Wallace v. United States,
281 F. (2d) 656 (C. A. S. C., 4 Cir. 1960). A shifting of the burden of proof would impose a significantly greater onus on the defendant and, even more significantly, it would obliterate the presumption of innocence.
Although there is no case directly on point in South Carolina, the dicta in several cases afford the same conclusion. In
State v. Young,
238 S. C. 115, 119 S. E. (2d) 504 (1961) error was claimed in the instruction to the jury in that it might have given the inference that the burden of proof was shifted to the defendant. The portion of the charge that was objected to was as follows:
“The burden of proof is upon the State to prove the guilt and it does not shift to this defendant in this case except upon any testimony which may relate to the defense of insanity and then the burden shifts to him to prove by the greater weight or preponderance of the evidence the fact of insanity because that rests upon the defendant. The State is not required to prove the defendant sane at all, but if insanity be pleaded by anyone the burden rests upon him who pleads to prove his plea by the greater weight or preponderance of the evidence.” p. 137, 119 S. E. (2d) p. 516.
The Court noted that on nine occasions the trial judge made reference to the fact that the State had to prove the guilt of the accused and that such an instruction was proper as to an
affirmative defense.
It is also well established in case law that when the State has made out a
prima fade
case under a statute and the defendant claims to fall within an
“exception"
or “proviso” in the statute the burden is on the defendant to establish such a defense.
State v. Solo
mon,
245 S. C. 550, 141 S. E. (2d) 818 (1965);
State v. Browning,
154 S. C. 97, 151 S. E. 233 (1930);
State v. Burns,
133 S. C. 238, 130 S. E. 641 (1925).
Under proper circumstances the statutory section quoted above furnishes a classic example of when the burden of proof would shift to the defendant. If the defendant had alleged that he was legally entitled to the drugs under a valid medical prescription, he would have the burden of proving the existence of the prescription.

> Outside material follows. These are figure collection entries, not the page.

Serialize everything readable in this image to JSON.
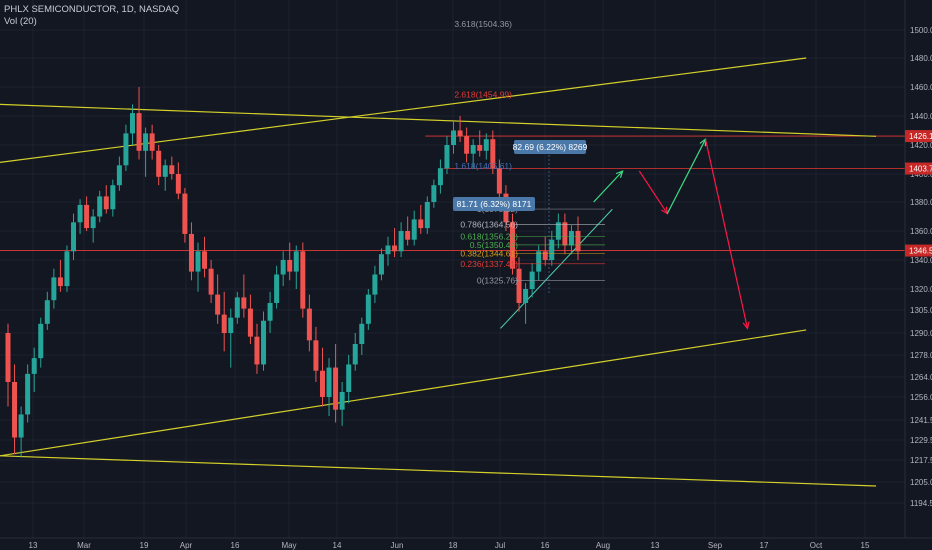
{
  "header": {
    "symbol_line": "PHLX SEMICONDUCTOR, 1D, NASDAQ",
    "indicator_line": "Vol (20)"
  },
  "colors": {
    "background": "#131722",
    "bull": "#26a69a",
    "bear": "#ef5350",
    "trendline": "#d4d02a",
    "level_line": "#e53935",
    "arrow_green": "#3ddc84",
    "arrow_red": "#ff1744",
    "box": "#4a78a8"
  },
  "chart_data": {
    "type": "candlestick",
    "title": "PHLX SEMICONDUCTOR, 1D, NASDAQ",
    "ylim": [
      1190,
      1530
    ],
    "y_ticks": [
      "1500.00",
      "1480.00",
      "1460.00",
      "1440.00",
      "1420.00",
      "1400.00",
      "1380.00",
      "1360.00",
      "1340.00",
      "1320.00",
      "1305.00",
      "1290.00",
      "1278.00",
      "1264.00",
      "1256.00",
      "1241.50",
      "1229.50",
      "1217.50",
      "1205.00",
      "1194.50"
    ],
    "x_ticks": [
      "13",
      "Mar",
      "19",
      "Apr",
      "16",
      "May",
      "14",
      "Jun",
      "18",
      "Jul",
      "16",
      "Aug",
      "13",
      "Sep",
      "17",
      "Oct",
      "15"
    ],
    "price_tags": [
      {
        "label": "1426.15",
        "value": 1426.15,
        "style": "red"
      },
      {
        "label": "1403.77",
        "value": 1403.77,
        "style": "red"
      },
      {
        "label": "1346.50",
        "value": 1346.5,
        "style": "red"
      }
    ],
    "horizontal_levels": [
      {
        "value": 1426.15,
        "from": 0.47,
        "to": 0.95
      },
      {
        "value": 1403.77,
        "from": 0.49,
        "to": 0.95
      },
      {
        "value": 1346.5,
        "from": 0.0,
        "to": 0.95
      }
    ],
    "fib_levels": [
      {
        "label": "3.618(1504.36)",
        "value": 1504.36,
        "color": "#9598a1"
      },
      {
        "label": "2.618(1454.99)",
        "value": 1454.99,
        "color": "#e53935"
      },
      {
        "label": "1.618(1405.61)",
        "value": 1405.61,
        "color": "#3f6fb5"
      },
      {
        "label": "1(1375.12)",
        "value": 1375.12,
        "color": "#9598a1"
      },
      {
        "label": "0.786(1364.56)",
        "value": 1364.56,
        "color": "#b2b5be"
      },
      {
        "label": "0.618(1356.26)",
        "value": 1356.26,
        "color": "#4caf50"
      },
      {
        "label": "0.5(1350.44)",
        "value": 1350.44,
        "color": "#4caf50"
      },
      {
        "label": "0.382(1344.61)",
        "value": 1344.61,
        "color": "#d4a017"
      },
      {
        "label": "0.236(1337.41)",
        "value": 1337.41,
        "color": "#e53935"
      },
      {
        "label": "0(1325.76)",
        "value": 1325.76,
        "color": "#9598a1"
      }
    ],
    "measure_boxes": [
      {
        "label": "82.69 (6.22%) 8269"
      },
      {
        "label": "81.71 (6.32%) 8171"
      }
    ],
    "candles": [
      [
        1290,
        1296,
        1250,
        1262
      ],
      [
        1262,
        1272,
        1221,
        1231
      ],
      [
        1231,
        1250,
        1219,
        1245
      ],
      [
        1245,
        1272,
        1240,
        1266
      ],
      [
        1266,
        1282,
        1258,
        1276
      ],
      [
        1276,
        1300,
        1270,
        1296
      ],
      [
        1296,
        1318,
        1292,
        1312
      ],
      [
        1312,
        1334,
        1306,
        1328
      ],
      [
        1328,
        1340,
        1318,
        1322
      ],
      [
        1322,
        1350,
        1318,
        1346
      ],
      [
        1346,
        1372,
        1340,
        1366
      ],
      [
        1366,
        1382,
        1358,
        1378
      ],
      [
        1378,
        1384,
        1360,
        1362
      ],
      [
        1362,
        1375,
        1352,
        1370
      ],
      [
        1370,
        1388,
        1366,
        1384
      ],
      [
        1384,
        1392,
        1372,
        1375
      ],
      [
        1375,
        1396,
        1370,
        1392
      ],
      [
        1392,
        1412,
        1388,
        1406
      ],
      [
        1406,
        1434,
        1402,
        1428
      ],
      [
        1428,
        1448,
        1420,
        1442
      ],
      [
        1442,
        1460,
        1410,
        1416
      ],
      [
        1416,
        1432,
        1398,
        1428
      ],
      [
        1428,
        1434,
        1410,
        1416
      ],
      [
        1416,
        1420,
        1392,
        1398
      ],
      [
        1398,
        1410,
        1388,
        1406
      ],
      [
        1406,
        1412,
        1396,
        1400
      ],
      [
        1400,
        1408,
        1382,
        1386
      ],
      [
        1386,
        1390,
        1352,
        1358
      ],
      [
        1358,
        1366,
        1326,
        1332
      ],
      [
        1332,
        1352,
        1318,
        1346
      ],
      [
        1346,
        1356,
        1328,
        1334
      ],
      [
        1334,
        1340,
        1310,
        1316
      ],
      [
        1316,
        1330,
        1296,
        1302
      ],
      [
        1302,
        1318,
        1280,
        1290
      ],
      [
        1290,
        1306,
        1270,
        1300
      ],
      [
        1300,
        1318,
        1296,
        1314
      ],
      [
        1314,
        1330,
        1300,
        1306
      ],
      [
        1306,
        1316,
        1284,
        1288
      ],
      [
        1288,
        1296,
        1266,
        1272
      ],
      [
        1272,
        1304,
        1268,
        1298
      ],
      [
        1298,
        1318,
        1290,
        1310
      ],
      [
        1310,
        1336,
        1306,
        1330
      ],
      [
        1330,
        1346,
        1322,
        1340
      ],
      [
        1340,
        1352,
        1326,
        1332
      ],
      [
        1332,
        1350,
        1320,
        1346
      ],
      [
        1346,
        1352,
        1300,
        1306
      ],
      [
        1306,
        1316,
        1280,
        1286
      ],
      [
        1286,
        1294,
        1262,
        1268
      ],
      [
        1268,
        1282,
        1250,
        1256
      ],
      [
        1256,
        1276,
        1244,
        1270
      ],
      [
        1270,
        1284,
        1240,
        1248
      ],
      [
        1248,
        1262,
        1238,
        1258
      ],
      [
        1258,
        1278,
        1252,
        1272
      ],
      [
        1272,
        1290,
        1268,
        1284
      ],
      [
        1284,
        1300,
        1278,
        1296
      ],
      [
        1296,
        1320,
        1292,
        1316
      ],
      [
        1316,
        1336,
        1310,
        1330
      ],
      [
        1330,
        1348,
        1326,
        1344
      ],
      [
        1344,
        1356,
        1336,
        1350
      ],
      [
        1350,
        1362,
        1342,
        1346
      ],
      [
        1346,
        1366,
        1342,
        1360
      ],
      [
        1360,
        1370,
        1350,
        1354
      ],
      [
        1354,
        1374,
        1350,
        1368
      ],
      [
        1368,
        1378,
        1358,
        1362
      ],
      [
        1362,
        1384,
        1358,
        1380
      ],
      [
        1380,
        1396,
        1376,
        1392
      ],
      [
        1392,
        1410,
        1386,
        1404
      ],
      [
        1404,
        1426,
        1400,
        1420
      ],
      [
        1420,
        1436,
        1414,
        1430
      ],
      [
        1430,
        1440,
        1422,
        1426
      ],
      [
        1426,
        1432,
        1408,
        1414
      ],
      [
        1414,
        1424,
        1404,
        1420
      ],
      [
        1420,
        1430,
        1412,
        1416
      ],
      [
        1416,
        1428,
        1410,
        1424
      ],
      [
        1424,
        1430,
        1400,
        1404
      ],
      [
        1404,
        1410,
        1380,
        1386
      ],
      [
        1386,
        1392,
        1360,
        1366
      ],
      [
        1366,
        1372,
        1330,
        1334
      ],
      [
        1334,
        1342,
        1304,
        1310
      ],
      [
        1310,
        1324,
        1296,
        1320
      ],
      [
        1320,
        1338,
        1314,
        1332
      ],
      [
        1332,
        1350,
        1326,
        1346
      ],
      [
        1346,
        1356,
        1336,
        1340
      ],
      [
        1340,
        1360,
        1336,
        1354
      ],
      [
        1354,
        1372,
        1348,
        1366
      ],
      [
        1366,
        1372,
        1344,
        1350
      ],
      [
        1350,
        1364,
        1344,
        1360
      ],
      [
        1360,
        1370,
        1340,
        1346
      ]
    ],
    "annotations": [
      {
        "type": "trendline",
        "points": [
          [
            0.0,
            1448
          ],
          [
            0.94,
            1426
          ]
        ]
      },
      {
        "type": "trendline",
        "points": [
          [
            0.0,
            1408
          ],
          [
            0.865,
            1480
          ]
        ]
      },
      {
        "type": "trendline",
        "points": [
          [
            0.0,
            1220
          ],
          [
            0.865,
            1292
          ]
        ]
      },
      {
        "type": "trendline",
        "points": [
          [
            0.0,
            1220
          ],
          [
            0.94,
            1203
          ]
        ]
      },
      {
        "type": "arrow",
        "color": "green",
        "points": [
          [
            0.637,
            1380
          ],
          [
            0.668,
            1402
          ]
        ]
      },
      {
        "type": "arrow",
        "color": "red",
        "points": [
          [
            0.686,
            1402
          ],
          [
            0.716,
            1372
          ]
        ]
      },
      {
        "type": "arrow",
        "color": "green",
        "points": [
          [
            0.716,
            1372
          ],
          [
            0.757,
            1424
          ]
        ]
      },
      {
        "type": "arrow",
        "color": "red",
        "points": [
          [
            0.757,
            1424
          ],
          [
            0.802,
            1293
          ]
        ]
      },
      {
        "type": "trendline_small",
        "points": [
          [
            0.537,
            1293
          ],
          [
            0.657,
            1375
          ]
        ]
      }
    ]
  }
}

In the matter before the Court, knowledge is an explicit element of the crime; therefore, it would be improper to also classify it as a proviso or exception which would shift the burden to the deféndant. For, if in'fact such a conclusion were logical, it would follow that every element of every crime would also be an exception. Hence, the burden of proof could be shifted in any criminal case by the mere assertion that the defendant is claiming an exception under the statute.
Such a conclusion is of course absurd and would necessarily negate any presumption of innocence. Yet, here, this was the obvious charge of the trial judge: “the burden is then on him (the defendant) to prove that he did not have actual knowledge.” In essence, the charge put the burden of proof on the defendant to prove his innocence as to an element of the offense. How could this not contravene the right to be presumed innocent until proven guilty?
The burden of all elements of the offense should have remained on the State. From the above discussion of the element of knowledge, it is evident
that the State adequately proved its case for the guilt or innocence of the accused to be resolved by the jury. The accused was still presumed to be innocent. He was entitled to have his guilt or innocence determined without the onus of the burden of proof being placed upon him.
Reversed and remanded.
Moss, C. J., and Lewis, Bussey and Littlejohn, JJ., concur.